On The Evolution of Magnetic White Dwarfs

TL;DR

This study uses radiation magnetohydrodynamics simulations to show that magnetic fields can suppress convection in white dwarf atmospheres at relatively low field strengths, affecting their cooling evolution only at very low temperatures.

Contribution

First to simulate the impact of magnetic fields on white dwarf atmospheres and to analyze how magnetism influences their cooling evolution.

Findings

Magnetic fields below 50 kG inhibit convection in white dwarf atmospheres.

Suppression of convection does not affect cooling rates until Teff drops below 5500 K.

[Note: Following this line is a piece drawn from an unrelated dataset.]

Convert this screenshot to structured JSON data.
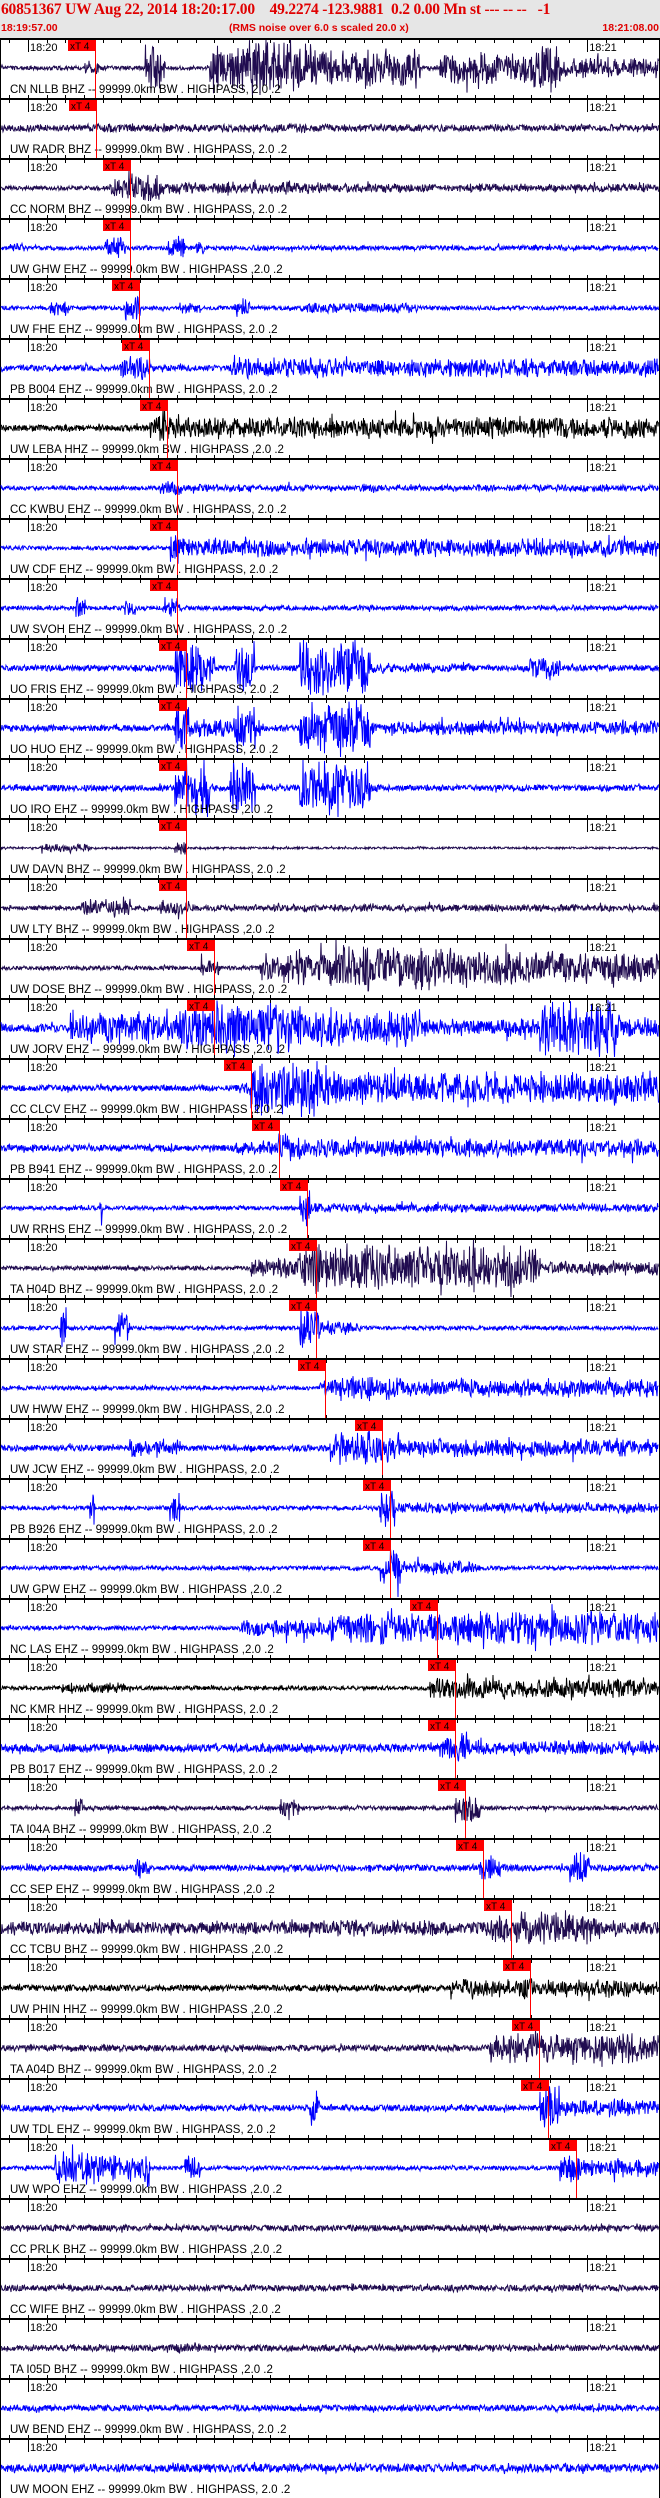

Magnetic white dwarfs are unlikely to show altered cooling rates at observable temperatures.

Abstract

We present the first radiation magnetohydrodynamics simulations of the atmosphere of white dwarf stars. We demonstrate that convective energy transfer is seriously impeded by magnetic fields when the plasma-beta parameter, the thermal to magnetic pressure ratio, becomes smaller than unity. The critical field strength that inhibits convection in the photosphere of white dwarfs is in the range B = 1-50 kG, which is much smaller than the typical 1-1000 MG field strengths observed in magnetic white dwarfs, implying that these objects have radiative atmospheres. We have then employed evolutionary models to study the cooling process of high-field magnetic white dwarfs, where convection is entirely suppressed during the full evolution (B > 10 MG). We find that the inhibition of convection has no effect on cooling rates until the effective temperature (Teff) reaches a value of around 5500 K. In this regime, the standard convective sequences start to deviate from the ones without convection owing to the convective coupling between the outer layers and the degenerate reservoir of thermal energy. Since no magnetic white dwarfs are currently known at the low temperatures where this coupling significantly changes the evolution, effects of magnetism on cooling rates are not expected to be observed. This result contrasts with a recent suggestion that magnetic white dwarfs with Teff < 10,000 K cool significantly slower than non-magnetic degenerates.